原田泰造はらだたいぞう
俳優
1970年生まれ、東京都出身。「ネプチューン」のメンバーとして活躍する一方、俳優として多数の作品に出演。舞台『ザ・ヒットパレード ショウと私を愛した夫』『ニッポン無責任新世代』、映画『ミッドナイト・パス』『スマホを落としただけなのに』、ドラマ『営業部長 吉良奈津子』『血の轍』など。NHKでは、『胡桃の部屋』『コントレール~罪と恋~』『どこにもない国』『そろばん侍 風の市兵衛』、連続テレビ小説『ごちそうさん』、大河ドラマ『篤姫』『龍馬伝』など。『大全力失踪』では、前シリーズ『全力失踪』に続いて再び失踪に導かれる主人公・磯山武を演じた。
- 出身地
- 広島県
『全力失踪』は、いろいろな現場で監督から「あれ、面白いね」と言っていただいたり、サウナで会ったおじさんに「あの逃げるやつ、いいね」と声をかけてもらうなど、代表作の一つだと思っていました。それが続編を撮ると聞いて、続編の喜びは経験がなかったので率直に嬉しかったです。ただ、7年失踪していた磯山が家族のもとに戻り落着したのに、今回は一体どうやって逃げるんだろうと疑問でした。

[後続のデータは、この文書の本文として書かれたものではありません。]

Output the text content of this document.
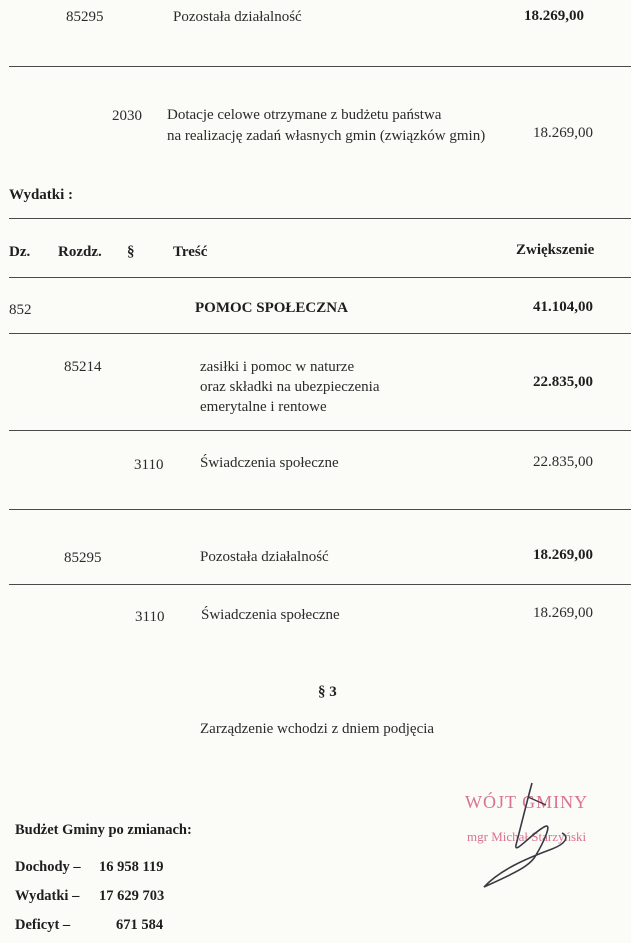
85295	Pozostała działalność	18.269,00
2030 Dotacje celowe otrzymane z budżetu państwa
na realizację zadań własnych gmin (związków gmin)	18.269,00
Wydatki :
Dz. Rozdz. §	Treść	Zwiększenie
852	POMOC SPOŁECZNA	41.104,00
85214	zasiłki i pomoc w naturze
oraz składki na ubezpieczenia
emerytalne i rentowe
22.835,00
3110 Świadczenia społeczne	22.835,00
85295	Pozostała działalność	18.269,00
3110 Świadczenia społeczne	18.269,00
§ 3
Zarządzenie wchodzi z dniem podjęcia
WÓJT GMINY
mgr Michał Starzyński
Budżet Gminy po zmianach:
Dochody – 16 958 119
Wydatki – 17 629 703
Deficyt –	671 584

まあ、ふつうのおじさんがやくざに追われて日本全国を逃げ回る悲惨な話なんですが(笑)、けっこう明るく撮っています。夢があるドラマだという気がして、現実逃避というけれどいやなことから逃げるのは、そんなに悪いことじゃないよというふうにも思えますね。
ただ、やっぱり走っているときは全力で走りますから、気持ち悪くなることもあります。それより辛いのは、緒川たまきさんが演じる奥さん(聖子)と、娘(ななみ)役の優希美青ちゃんが、磯山をものすごいさげすんだ目で見て「帰ってこなくていい」とか言うんですよ。その日の撮影が終わり、帰りの車の中でなんかショック受けているなと思ったら、あの二人の厳しい言葉が辛くて泣きそうになりました(笑)。もちろん、役を演じていないときは優しいんですけどね。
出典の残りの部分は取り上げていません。